Carnatic Kriti Dataset
Carnatic Kriti Dataset is a collection of recordings curated from the CompMusic collection with a set criteria on the number of recordings and works per raaga. As the CompMusic collection evolves over time, the dataset is presented here as a snapshot at different time periods. The changes between the snapshots reflect the new releases/recordings being added to the collection, as well as improvments in the data quality. Such improvements include adding missing metadata, correcting mislabelled data, changes in the data schema etc.
The Dataset
Version 2.0
This snapshot is dated June 2016. This is created with a criteria as follows: each raaga must have a minimum number of 20 performances that span over at least 5 different compositions. This too, like version 1.0, does not feature RTPs, but has Keertanams and Varnams. This resulted in a dataset that featured 42 raagas, 667 works and 2324 recordings.
Version 1.0
This snapshot is dated May 2015. This is created with a criteria as follows: each raaga must have a minimum number of 10 performances that span over at least 5 different compositions.
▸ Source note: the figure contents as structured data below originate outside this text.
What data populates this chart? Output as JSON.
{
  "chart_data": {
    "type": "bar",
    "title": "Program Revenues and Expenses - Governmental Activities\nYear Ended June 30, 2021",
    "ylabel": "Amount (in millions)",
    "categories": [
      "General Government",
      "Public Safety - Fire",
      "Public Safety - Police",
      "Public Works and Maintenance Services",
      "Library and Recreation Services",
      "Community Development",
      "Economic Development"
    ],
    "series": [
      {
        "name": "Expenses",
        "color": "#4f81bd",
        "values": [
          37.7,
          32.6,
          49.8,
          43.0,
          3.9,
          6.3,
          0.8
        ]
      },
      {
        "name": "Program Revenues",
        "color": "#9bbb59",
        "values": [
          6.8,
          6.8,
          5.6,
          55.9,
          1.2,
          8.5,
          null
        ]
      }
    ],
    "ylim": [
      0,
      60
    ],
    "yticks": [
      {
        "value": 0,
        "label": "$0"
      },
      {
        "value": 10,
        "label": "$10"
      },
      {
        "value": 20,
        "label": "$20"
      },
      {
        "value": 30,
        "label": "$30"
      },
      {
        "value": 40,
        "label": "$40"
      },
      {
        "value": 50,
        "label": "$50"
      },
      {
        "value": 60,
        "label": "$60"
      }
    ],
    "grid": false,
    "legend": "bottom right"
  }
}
Note that this do not include RTPs (Raagam-Taanam-Pallavi) and mainly feature Kritis. Other forms that this dataset consists of are Keertanas and Varnams. With the CompMusic collection at the time, this resulted in a dataset that featured 45 raagas, 545 works and 934 recordings.
Notations
We have looked up the works (in both version 1.0 and version 2.0) for their notation in different sources (published books, online resources such as personal blogs and forums). Those which were available are manually converted to a machine readable format (yaml). Each file is essentially a dictionary with section names of the work/composition as keys. Each section is represented as a list of cycles. Each cycle in turn has a list of divisions.